Guerrera had a job at the American Paint Works as a teenager, and said it supplied the city, along with customers in other states. He also said “when we were teenagers, the brewery at Tchoupitoulas and Jackson let us boys drink too much beer,” and that’s how he ended up working at the paint company, instead of attending school.

Recently, Guerrera heard that a restaurant might open on the closed pedestrian overpass at Tchoupitoulas and Jackson. But he said “I don’t put too much faith in that rumor.” The multi-level, windowed crosswalk was shut after the Gretna to Jackson Ave. ferry was rerouted to Canal St. in 2009.

As for truck traffic on Jackson, it isn’t nearly as heavy as neighborhood groups feared before Walmart opened. But Jackson is one of the routes cars take to Walmart, and trucks use it to reach the Port of New Orleans.

Hurtado said he hopes the city will get around to permanently fixing potholes at the end of Jackson. City workers temporarily patch holes on his block with gravel and tar. He sweeps the street in front of his building to get rid of excess gravel.

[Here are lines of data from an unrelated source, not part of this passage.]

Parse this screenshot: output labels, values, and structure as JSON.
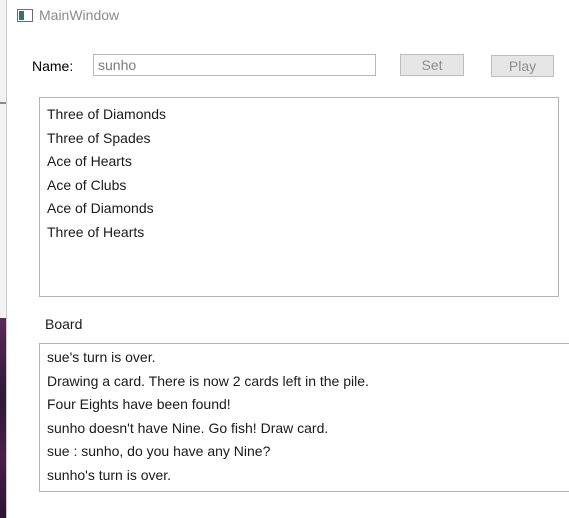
{
  "window": {
    "title": "MainWindow"
  },
  "form": {
    "name_label": "Name:",
    "name_value": "sunho",
    "set_label": "Set",
    "play_label": "Play"
  },
  "hand": {
    "items": [
      "Three of Diamonds",
      "Three of Spades",
      "Ace of Hearts",
      "Ace of Clubs",
      "Ace of Diamonds",
      "Three of Hearts"
    ]
  },
  "board": {
    "label": "Board",
    "messages": [
      "sue's turn is over.",
      "Drawing a card. There is now 2 cards left in the pile.",
      "Four Eights have been found!",
      "sunho doesn't have Nine. Go fish! Draw card.",
      "sue : sunho, do you have any Nine?",
      "sunho's turn is over."
    ]
  },
  "colors": {
    "backdrop_purple": "#4a1f47",
    "window_bg": "#ffffff",
    "disabled_text": "#8e8e8e",
    "border": "#b4b4b4"
  }
}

Just below Jackson on the downtown side, River Garden, bounded by Constance, St. Thomas, Felicity and Josephine Streets, opened in 2004, and has 700 mixed-income units in homes and apartment buildings, according to HRI Properties last week. River Garden replaced the 1941-era St. Thomas Housing Development, which had 1,500 units for low-income residents in more than 100 buildings.

In 1927, New Orleans along the swollen Mississippi River narrowly missed being flooded after the state decided to dynamite the levee downstream at Caernarvon in St. Bernard Parish. Since then, the city’s levees have been raised and fortified.